A Probabilistic Forecast-Driven Strategy for a Risk-Aware Participation in the Capacity Firming Market

This paper addresses the energy management of a grid-connected renewable generation plant coupled with a battery energy storage device in the capacity firming market, designed to promote renewable power generation facilities in small non-interconnected grids. A recently developed deep learning model known as normalizing flows is used to generate quantile forecasts of renewable generation. They provide a general mechanism for defining expressive probability distributions, only requiring the specification of a base distribution and a series of bijective transformations.
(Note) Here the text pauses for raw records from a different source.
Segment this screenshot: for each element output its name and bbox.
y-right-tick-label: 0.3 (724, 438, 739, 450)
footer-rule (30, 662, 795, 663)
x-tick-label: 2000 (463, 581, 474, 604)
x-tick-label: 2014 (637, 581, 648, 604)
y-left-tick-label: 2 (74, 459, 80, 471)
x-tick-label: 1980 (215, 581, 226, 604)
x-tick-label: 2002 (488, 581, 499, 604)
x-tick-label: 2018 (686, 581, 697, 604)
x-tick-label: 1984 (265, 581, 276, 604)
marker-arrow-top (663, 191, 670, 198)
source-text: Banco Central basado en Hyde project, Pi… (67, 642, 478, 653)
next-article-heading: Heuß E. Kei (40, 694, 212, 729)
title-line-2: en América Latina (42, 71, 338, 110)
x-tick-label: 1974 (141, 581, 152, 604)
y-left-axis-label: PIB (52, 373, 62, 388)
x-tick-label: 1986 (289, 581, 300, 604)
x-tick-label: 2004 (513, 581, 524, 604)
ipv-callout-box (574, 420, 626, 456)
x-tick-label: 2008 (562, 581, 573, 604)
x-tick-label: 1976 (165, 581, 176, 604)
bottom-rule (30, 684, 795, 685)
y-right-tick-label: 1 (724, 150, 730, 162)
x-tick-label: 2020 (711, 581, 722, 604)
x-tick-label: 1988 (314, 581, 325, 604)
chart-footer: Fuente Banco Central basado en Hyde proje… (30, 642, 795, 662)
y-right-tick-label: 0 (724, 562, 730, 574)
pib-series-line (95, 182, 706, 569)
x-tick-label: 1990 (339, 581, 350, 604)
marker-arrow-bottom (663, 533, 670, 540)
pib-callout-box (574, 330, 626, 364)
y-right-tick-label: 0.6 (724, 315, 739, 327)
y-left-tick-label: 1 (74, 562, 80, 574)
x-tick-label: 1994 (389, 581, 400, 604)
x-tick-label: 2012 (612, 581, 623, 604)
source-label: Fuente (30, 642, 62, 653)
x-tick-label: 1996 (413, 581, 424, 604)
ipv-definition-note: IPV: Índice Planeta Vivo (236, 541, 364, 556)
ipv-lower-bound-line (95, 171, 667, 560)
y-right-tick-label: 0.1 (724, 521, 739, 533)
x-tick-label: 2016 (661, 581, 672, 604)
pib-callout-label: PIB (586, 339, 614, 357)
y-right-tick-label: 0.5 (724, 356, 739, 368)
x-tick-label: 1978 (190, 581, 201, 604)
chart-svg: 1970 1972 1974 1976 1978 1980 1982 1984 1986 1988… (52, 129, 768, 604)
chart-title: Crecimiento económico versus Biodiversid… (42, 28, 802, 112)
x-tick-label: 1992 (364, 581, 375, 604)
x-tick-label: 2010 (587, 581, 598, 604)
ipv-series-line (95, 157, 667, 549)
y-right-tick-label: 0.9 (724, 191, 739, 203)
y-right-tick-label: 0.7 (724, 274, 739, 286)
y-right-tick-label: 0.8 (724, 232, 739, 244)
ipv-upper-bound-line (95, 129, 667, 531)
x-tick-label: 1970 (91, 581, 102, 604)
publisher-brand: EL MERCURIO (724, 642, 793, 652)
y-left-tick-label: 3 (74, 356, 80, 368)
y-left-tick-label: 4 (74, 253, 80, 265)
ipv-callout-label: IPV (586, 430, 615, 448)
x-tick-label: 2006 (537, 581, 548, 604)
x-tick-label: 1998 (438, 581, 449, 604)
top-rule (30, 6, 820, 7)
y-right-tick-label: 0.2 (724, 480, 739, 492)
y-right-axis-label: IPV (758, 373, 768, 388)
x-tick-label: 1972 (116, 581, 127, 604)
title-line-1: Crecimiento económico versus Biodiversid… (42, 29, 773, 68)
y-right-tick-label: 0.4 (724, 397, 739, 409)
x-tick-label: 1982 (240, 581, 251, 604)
Then, a probabilistic forecast-driven strategy is designed, modeled as a min-max-min robust optimization problem with recourse, and solved using a Benders decomposition. The convergence is improved by building an initial set of cuts derived from domain knowledge. Robust optimization models the generation randomness using an uncertainty set that includes the worst-case generation scenario and protects this scenario under the minimal increment of costs. This approach improves the results over a deterministic approach with nominal point forecasts by finding a trade-off between conservative and risk-seeking policies. Finally, a dynamic risk-averse parameters selection strategy based on the quantile forecasts distribution provides an additional gain. The case study uses the photovoltaic generation monitored on-site at the University of Li\`ege (ULi\`ege), Belgium.